Two types of environmental conditions – cold-dry and humid-rainy – are associated with seasonal influenza epidemics, according to an epidemiological study led by researchers at the National Institutes of Health's Fogarty International Center and involving the University of Arizona.
The paper, published in the open-access journal PLoS Pathogens, presents a simple climate-based model that maps influenza activity globally and accounts for the diverse range of seasonal patterns observed across temperate, subtropical and tropical regions.
The findings could be used to improve existing current influenza transmission models and could help target surveillance efforts and optimize the timing of seasonal vaccine delivery, according to Fogarty researcher Cecile Viboud, who headed the project.
"The model could have a broader application, encouraging researchers to analyze the association between climatic patterns and infectious disease across a wide range of diseases and latitudes," said Viboud.
Human influenza infections exhibit a strong seasonal cycle in temperate regions, and laboratory experiments suggest that low specific humidity facilitates the airborne survival and transmission of the virus in temperate regions. Specific humidity is the ratio of water vapor to dry air in a particular body of air while relative humidity – commonly used in weather forecasts – is the amount of water vapor in the air relative to its capacity to hold water vapor and is primarily a function of temperature.
Data from animal studies indicate low temperature and humidity increase the duration of the virus's reproduction and expulsion in infected organisms and virus stability in the environment, increasing the probability of transmission through coughing, sneezing or breathing. In contrast, high temperature seems to block airborne transmission.

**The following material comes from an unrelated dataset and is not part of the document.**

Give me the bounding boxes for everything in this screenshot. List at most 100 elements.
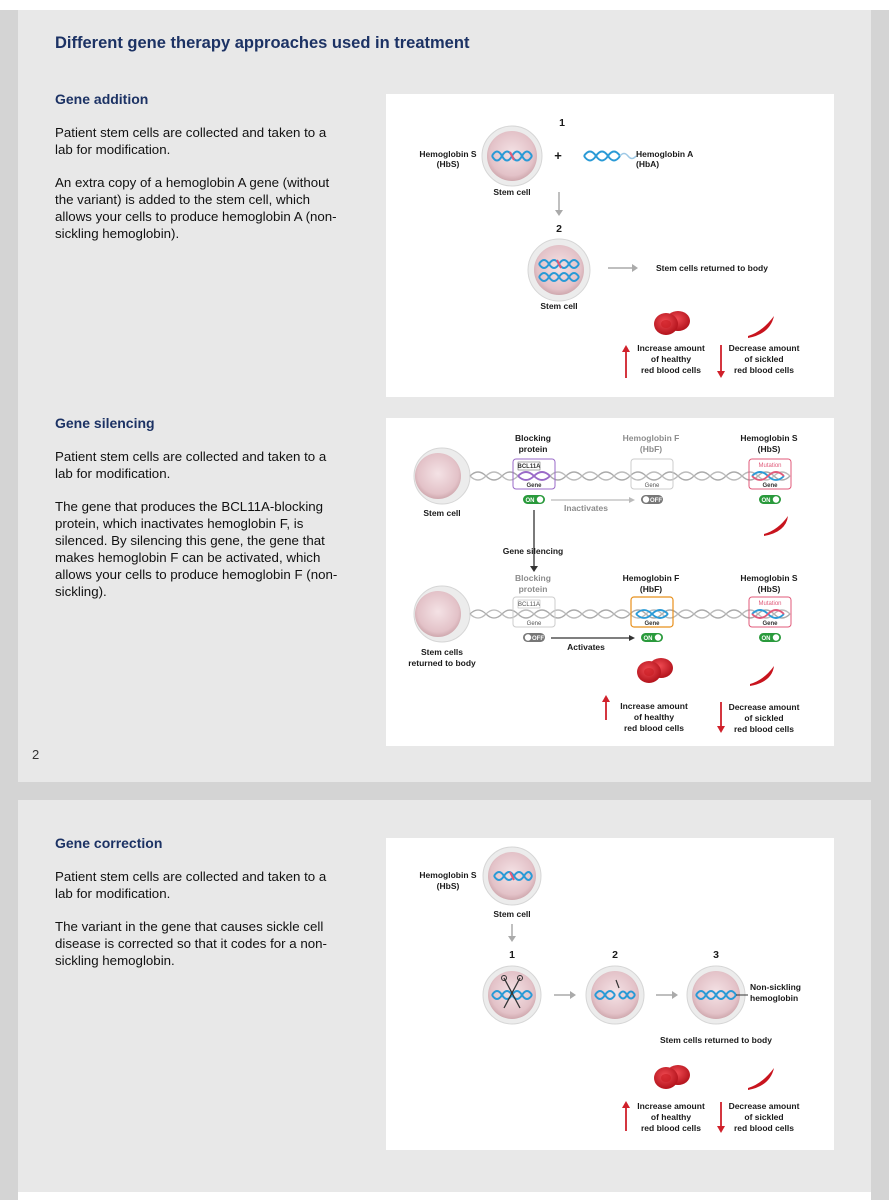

According to James Tamerius, a geographer at Columbia University and the lead author of the paper, the effect of low specific humidity on influenza could cause annual winter epidemics in temperate areas. Tamerius recently graduated from the UA's School of Geography and Development, where he completed his doctoral research in the lab group of UA Provost Andrew Comrie, who is a co-author of the study.

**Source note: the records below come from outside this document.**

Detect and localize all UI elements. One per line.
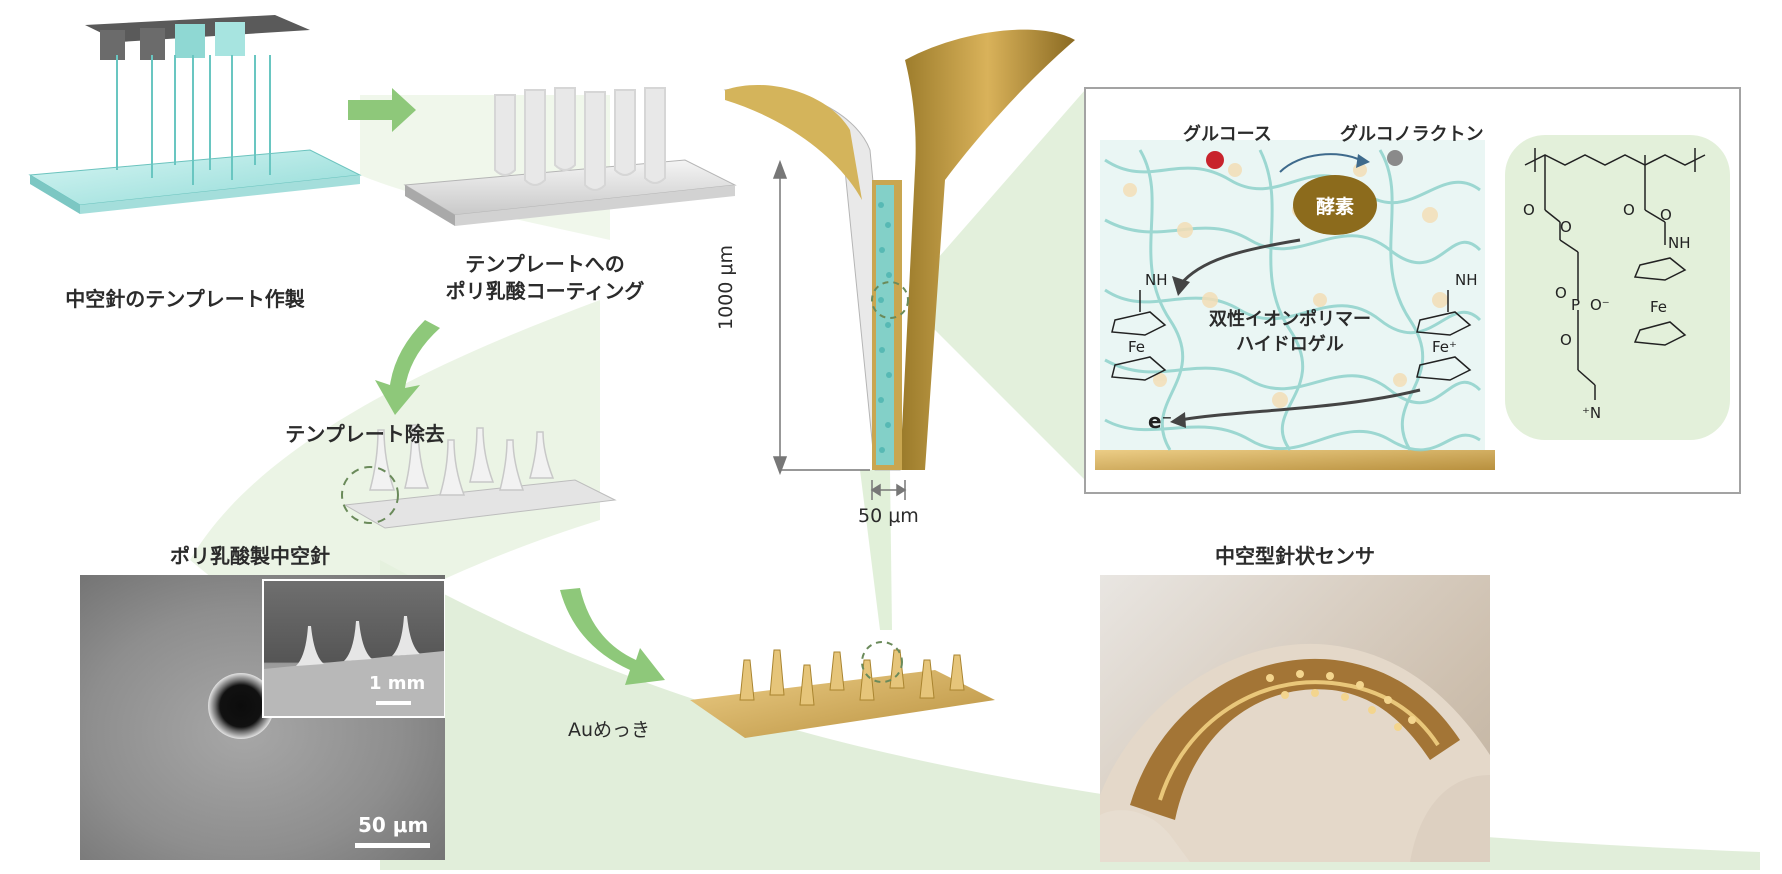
- device-photo-drawing: [1100, 643, 1490, 862]
- removed-template-needles: [341, 424, 617, 529]
- pla-coated-template: [403, 87, 737, 226]
- sem-inset-drawing: [264, 616, 444, 716]
- enzyme-label: 酵素: [1316, 195, 1354, 218]
- needle-cross-section: [723, 29, 1075, 471]
- label-pla-hollow-needle: ポリ乳酸製中空針: [170, 544, 330, 568]
- iron-left: Fe: [1128, 338, 1145, 356]
- sem-image: 1 mm 50 μm: [80, 575, 445, 860]
- label-pla-coating-2: ポリ乳酸コーティング: [445, 279, 645, 303]
- sem-inset-scalebar: [376, 701, 411, 705]
- arrow-step1: [348, 88, 416, 132]
- sem-inset: 1 mm: [262, 579, 445, 718]
- au-plated-needles: [690, 641, 995, 738]
- label-template-making: 中空針のテンプレート作製: [65, 287, 305, 311]
- beam-bottom: [380, 560, 1760, 870]
- chem-p: P: [1571, 296, 1580, 314]
- template-illustration: [28, 15, 362, 214]
- chem-fe: Fe: [1650, 298, 1667, 316]
- label-hollow-sensor: 中空型針状センサ: [1215, 544, 1375, 568]
- amine-right: NH: [1455, 271, 1478, 289]
- chem-o-4: O: [1560, 331, 1572, 349]
- arrow-step3: [560, 588, 665, 685]
- sem-scalebar: [355, 843, 430, 848]
- polymer-structure: [1524, 148, 1706, 400]
- label-height-dim: 1000 μm: [715, 245, 737, 330]
- chem-n-plus: ⁺N: [1582, 404, 1601, 422]
- amine-left: NH: [1145, 271, 1168, 289]
- beam-left: [190, 300, 600, 650]
- arrow-step2: [375, 320, 440, 415]
- chem-nh: NH: [1668, 234, 1691, 252]
- sem-scale-label: 50 μm: [358, 813, 429, 837]
- chem-o-2: O: [1560, 218, 1572, 236]
- beam-zoom-right: [910, 90, 1085, 480]
- sem-inset-scale-label: 1 mm: [369, 673, 426, 694]
- chem-o-1: O: [1523, 201, 1535, 219]
- dimension-height: [772, 159, 870, 476]
- mechanism-box: Fe Fe⁺ NH NH e⁻ グルコース グルコノラクトン 酵素 双性イオンポ…: [1084, 87, 1741, 494]
- iron-right: Fe⁺: [1432, 338, 1457, 356]
- beam-zoom-left: [860, 470, 892, 630]
- label-au-plating: Auめっき: [568, 719, 651, 741]
- device-photo: [1100, 575, 1490, 862]
- ferrocene-right: [1416, 290, 1472, 381]
- label-template-removal: テンプレート除去: [285, 422, 445, 446]
- electron-label: e⁻: [1148, 409, 1172, 433]
- chem-o-minus: O⁻: [1590, 296, 1610, 314]
- dimension-width: [870, 480, 907, 500]
- chem-o-5: O: [1623, 201, 1635, 219]
- ferrocene-left: [1111, 290, 1167, 381]
- gluconolactone-label: グルコノラクトン: [1340, 123, 1484, 145]
- label-width-dim: 50 μm: [858, 505, 919, 527]
- chem-o-6: O: [1660, 206, 1672, 224]
- hydrogel-label-2: ハイドロゲル: [1236, 333, 1344, 355]
- label-pla-coating-1: テンプレートへの: [465, 252, 625, 276]
- chem-o-3: O: [1555, 284, 1567, 302]
- glucose-label: グルコース: [1183, 123, 1272, 145]
- hydrogel-label-1: 双性イオンポリマー: [1209, 308, 1371, 330]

"However, this relationship is unlikely to account for the epidemiology of influenza in tropical and subtropical regions where epidemics often occur during the rainy season or transmit year-round without a well-defined season," he said.
After assessing the role of local climatic variables on virus seasonality in a global sample of study sites, Viboud and her colleagues found that temperature and specific humidity were the best individual predictors of the months of maximum influenza activity, known as influenza peaks.
The team discovered that in temperate regions, influenza was more common one month after periods of minimum specific humidity. These periods happen to coincide with months of lowest temperature. In contrast, sites that maintained high levels of specific humidity and temperature were generally characterized by influenza epidemics during the most humid and rainy months of the year.
"The models we used predicted the timing of peak influenza activity with 75 to 87 percent accuracy," said Viboud.
"Anecdotal evidence suggests that colder climates have winter flu while warmer climates that experience major fluctuations in precipitation have flu epidemics during the rainy season, and the current study fits that pattern," said Viboud. "In contrast, the seasonality of influenza is less well-defined in locations with little variation in temperature and precipitation and is a pattern that remains poorly understood."
"One hypothesis that is often used to explain tropical influenza activity is that people congregate indoors more frequently during the rainy season, increasing contact rates and disease transmission. There is little data to confirm this, however, and it's an interesting area for future research."
To reach these conclusions, the researchers used a recently developed global database that provides information on influenza peaks from 1975 to 2008 for 78 sites worldwide. The study spanned a range of latitude that was between 1 and 60 degrees, with 39 percent of the sites located in the tropics. Additionally, epidemiological data from nine countries participating in FluNet, the World Health Organization's global influenza surveillance program, was used to ensure independent validation.
The nine countries – including Spain, Tunisia, Senegal, Philippines, Vietnam, Colombia, Paraguay, South Africa and Argentina – were not represented in the original 78-location database and were chosen because each country provided several years of data.
Though the study offers researchers a new tool in the global effort to track the spread of influenza, climate is only one of several potential drivers of influenza seasonality. "Further work should focus on examining the role of population travel and other factors in influenza transmission," notes Mark Miller, director of Fogarty's Division of International Epidemiology and Population Studies.
More broadly, additional analysis of the link between climate and infectious diseases is needed – particularly for respiratory and intestinal pathogens that display marked seasonality. The authors conclude, "A better understanding of the environmental, demographic and social drivers of infectious disease seasonality is crucial for improving transmission models and optimizing interventions."
The study was conducted in the context of the Multinational Influenza Seasonal Mortality Study, an ongoing international collaborative effort led by Fogarty to better understand the epidemiological and evolutionary patterns of influenza.